Addressing the eyecare sector’s outlook and attitude toward innovations such as online refraction, she said, “We’ve moved from thinking that it will never happen in our lifetime; to being scared, to accepting. And now we’re ready to embrace,” noting that the industry is still challenged with “how it all integrates together” to truly serve up a more personalized, engaged experience for each patient and their preferences for care.

Noting the evolution of care and the patient experience, MyEyeDr.—like the Trailblazer path it has set out to follow in other areas—is readily adopting what it calls “video assisted eye exams.”

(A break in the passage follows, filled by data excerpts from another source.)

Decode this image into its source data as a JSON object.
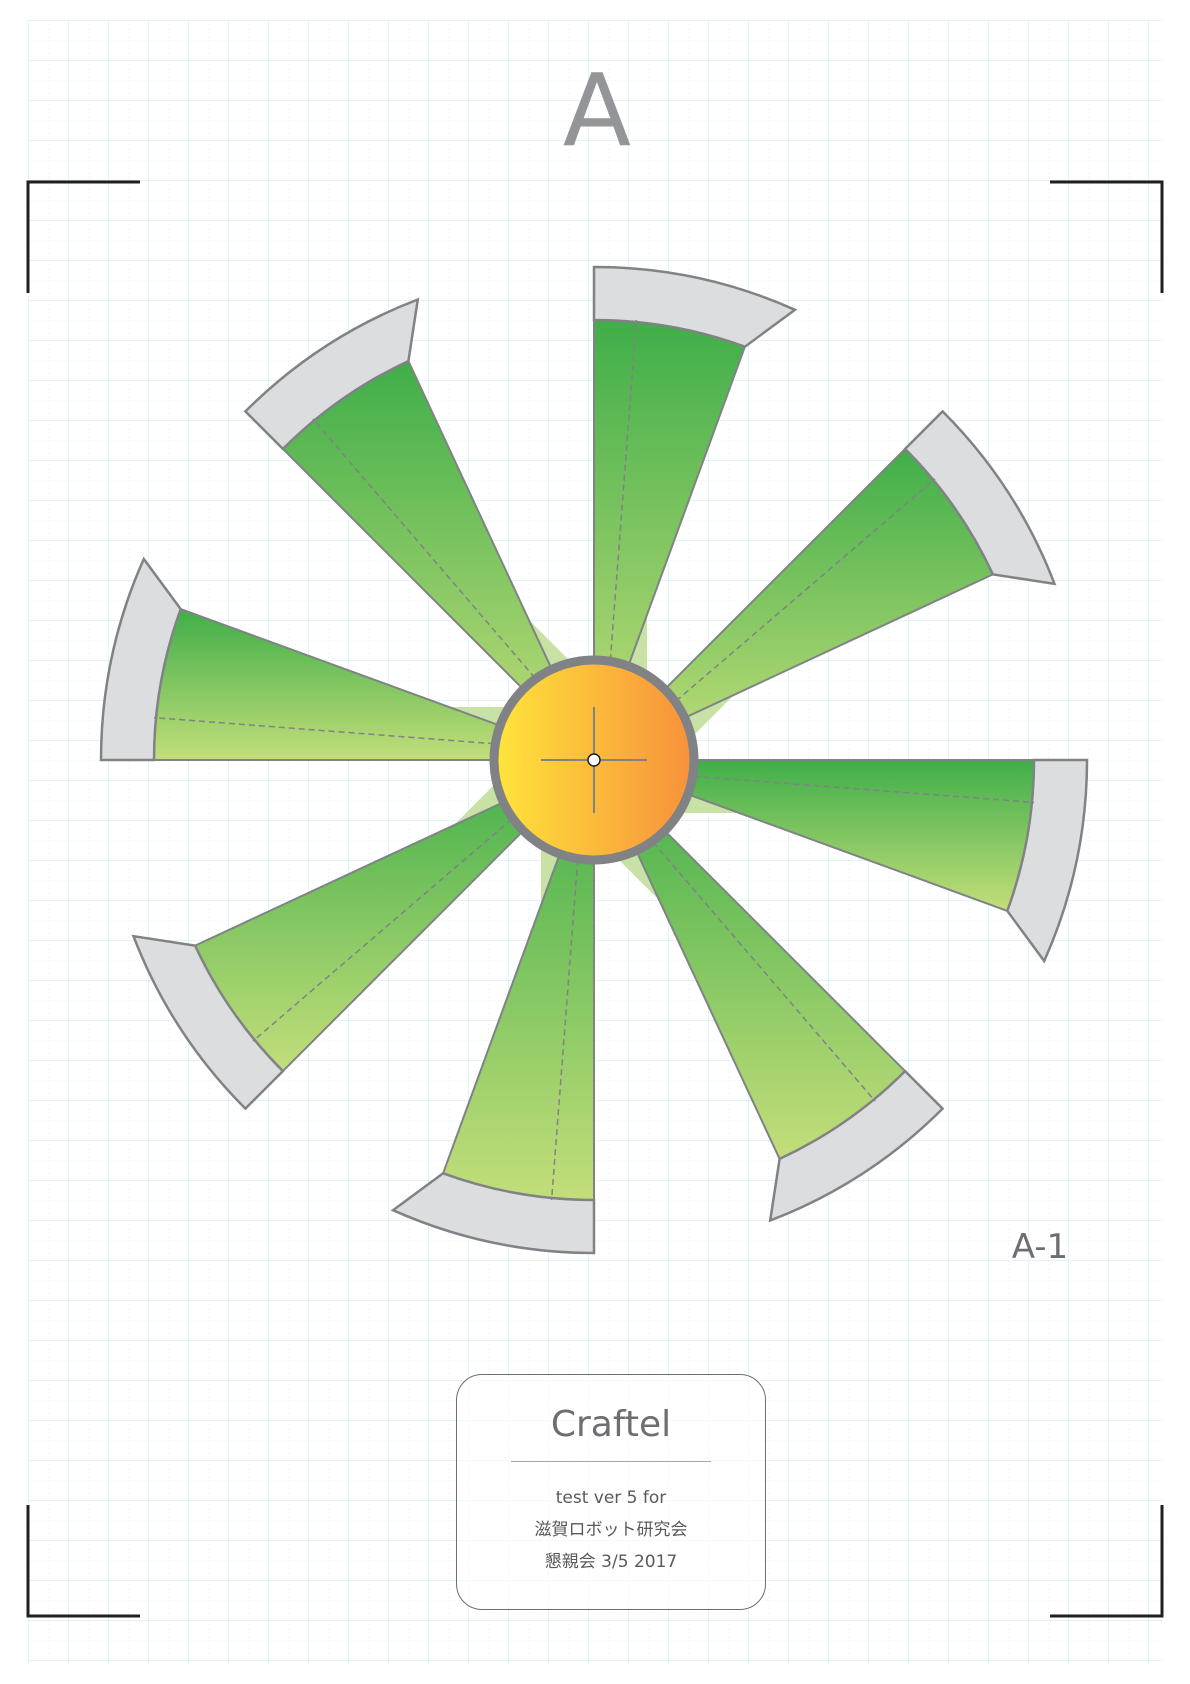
{
  "sheet_letter": "A",
  "part_id": "A-1",
  "label": {
    "title": "Craftel",
    "lines": [
      "test ver 5 for",
      "滋賀ロボット研究会",
      "懇親会 3/5 2017"
    ]
  },
  "pinwheel": {
    "blade_count": 8,
    "colors": {
      "blade_light": "#c8e2a6",
      "blade_gradient_dark": "#3fae49",
      "blade_gradient_light": "#c3de7a",
      "tab_fill": "#dcdddf",
      "outline": "#808285",
      "hub_gradient_left": "#ffe53b",
      "hub_gradient_right": "#f7903b",
      "hub_ring": "#808285",
      "grid_line": "#cfeef0",
      "crop_mark": "#231f20"
    },
    "icons": [
      "crosshair-icon"
    ]
  }
}
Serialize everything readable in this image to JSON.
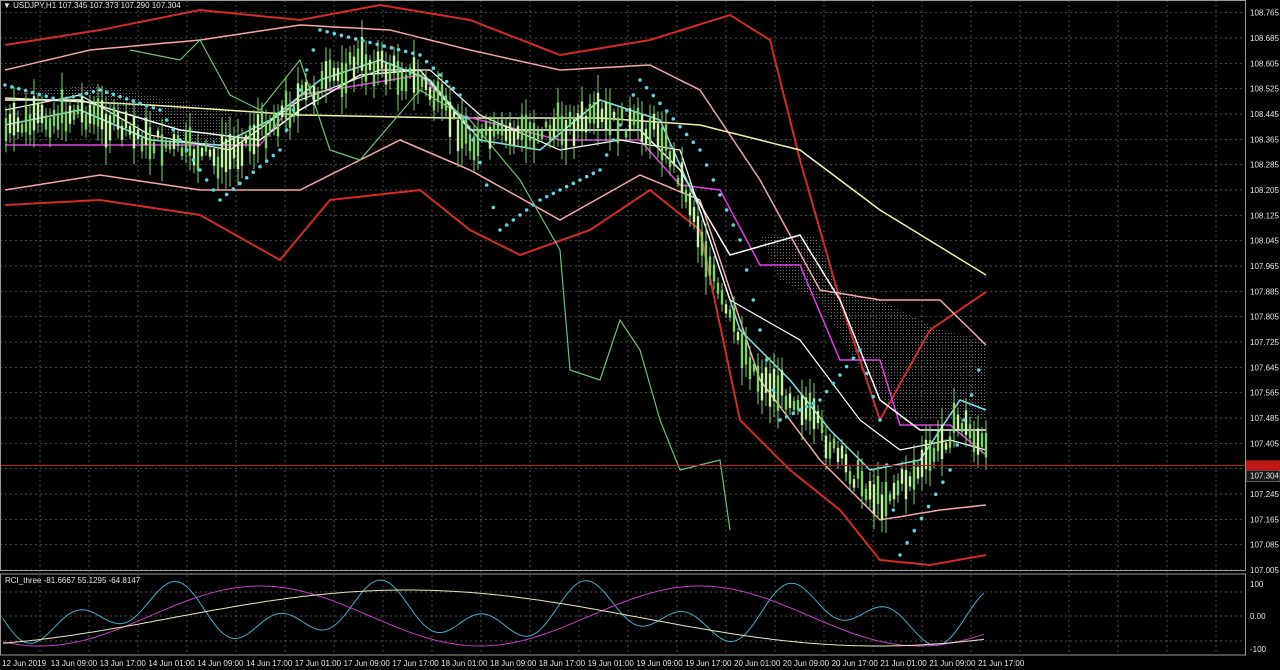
{
  "window": {
    "symbol_header": "USDJPY,H1",
    "ohlc": "107.345 107.373 107.290 107.304",
    "menu_glyph": "▼"
  },
  "indicator": {
    "header": "RCI_three -81.6667 55.1295 -64.8147"
  },
  "colors": {
    "background": "#000000",
    "grid": "#6b6b6b",
    "candle_up": "#c9f5a8",
    "candle_down": "#7fd36a",
    "bb_outer": "#d42a2a",
    "bb_mid": "#f3a8a8",
    "bb_inner": "#ffd0d0",
    "ma_slow": "#f2f2b0",
    "sar": "#5fd3e0",
    "ichimoku_kijun": "#e040e0",
    "ichimoku_tenkan": "#ffffff",
    "chikou": "#6fbf73",
    "cyan_line": "#7fe6f0",
    "bid_line": "#c01818",
    "rci_short": "#4fa8c8",
    "rci_mid": "#c040c0",
    "rci_long": "#e8e8c0"
  },
  "price_axis": {
    "ticks": [
      "108.765",
      "108.685",
      "108.605",
      "108.525",
      "108.445",
      "108.365",
      "108.285",
      "108.205",
      "108.125",
      "108.045",
      "107.965",
      "107.885",
      "107.805",
      "107.725",
      "107.645",
      "107.565",
      "107.485",
      "107.405",
      "107.325",
      "107.245",
      "107.165",
      "107.085",
      "107.005"
    ],
    "current_price": "107.304",
    "current_price_box_color": "#c01818"
  },
  "indicator_axis": {
    "ticks": [
      "100",
      "0.00",
      "-100"
    ],
    "extra": "1.00"
  },
  "time_axis": {
    "labels": [
      "12 Jun 2019",
      "13 Jun 09:00",
      "13 Jun 17:00",
      "14 Jun 01:00",
      "14 Jun 09:00",
      "14 Jun 17:00",
      "17 Jun 01:00",
      "17 Jun 09:00",
      "17 Jun 17:00",
      "18 Jun 01:00",
      "18 Jun 09:00",
      "18 Jun 17:00",
      "19 Jun 01:00",
      "19 Jun 09:00",
      "19 Jun 17:00",
      "20 Jun 01:00",
      "20 Jun 09:00",
      "20 Jun 17:00",
      "21 Jun 01:00",
      "21 Jun 09:00",
      "21 Jun 17:00"
    ]
  }
}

In a recent interview with Vision Monday, Artis Beatty, OD, MyEyeDr.’s chief medical officer, noted that a number of the group’s offices are offering the video-assisted eye health exams.

“I use that term because [the term] telehealth really does imply that you’ve got a patient who’s remote and a caregiver who’s also remote,” he explained. He said the MyEyeDr. preferred approach is to work with patients who are physically in a MyEyeDr. location, with the doctor conducting the comprehensive eye health examination from a remote location using a video-assisted platform, which enables the patient and doctor to have a “synchronous visit.”

“The doctor is even able to control the instrumentation and the office setting,” he said. “They are able to do the refraction remotely and one of the technicians is with the patient from beginning to end. The doctor appears on the screen, allowing the patient and the doctor to have communication and to complete the exam that way.”

Beatty noted that “the big step” in this direction for MyEyeDr. came in 2020 when it first began piloting the video-assisted eye health exam procedure. “We grew that program considerably by the end of 2021, and we’re going to continue to invest in that and grow it in 2022. It allows us to be able to bring eyecare to patients in locations where it may be difficult to hire a doctor or there may be more demand than a doctor by themselves can satisfy,” he added. The video-assisted eye health exam may enable the doctor to meet the patient demand that otherwise would have gone without eyecare.

“This [model] can allow for more routine type of visits to be accomplished side by side with a doctor who’s also doing a lot more medically directed care. And so it just opens up the ability to see a variety of patients in clinics without necessarily having to limit the doctor on site based on who’s walking in the door.”

MyEyeDr. also is involved in remote eyecare in more of the traditional way that remote exams are thought of, and this is accomplished via the group’s EHR platform, Beatty said. This remote model is called upon when a patient has questions about an eye issue and the patient is either still at home or in another remote location and can’t get to the MyEyeDr. office. The doctor providing the care to the patient can either be in the office or in another remote location.

“Yes, we can do this via our EHR platform,” he said. “So we’re able to address video-assisted eye exams in these two ways.”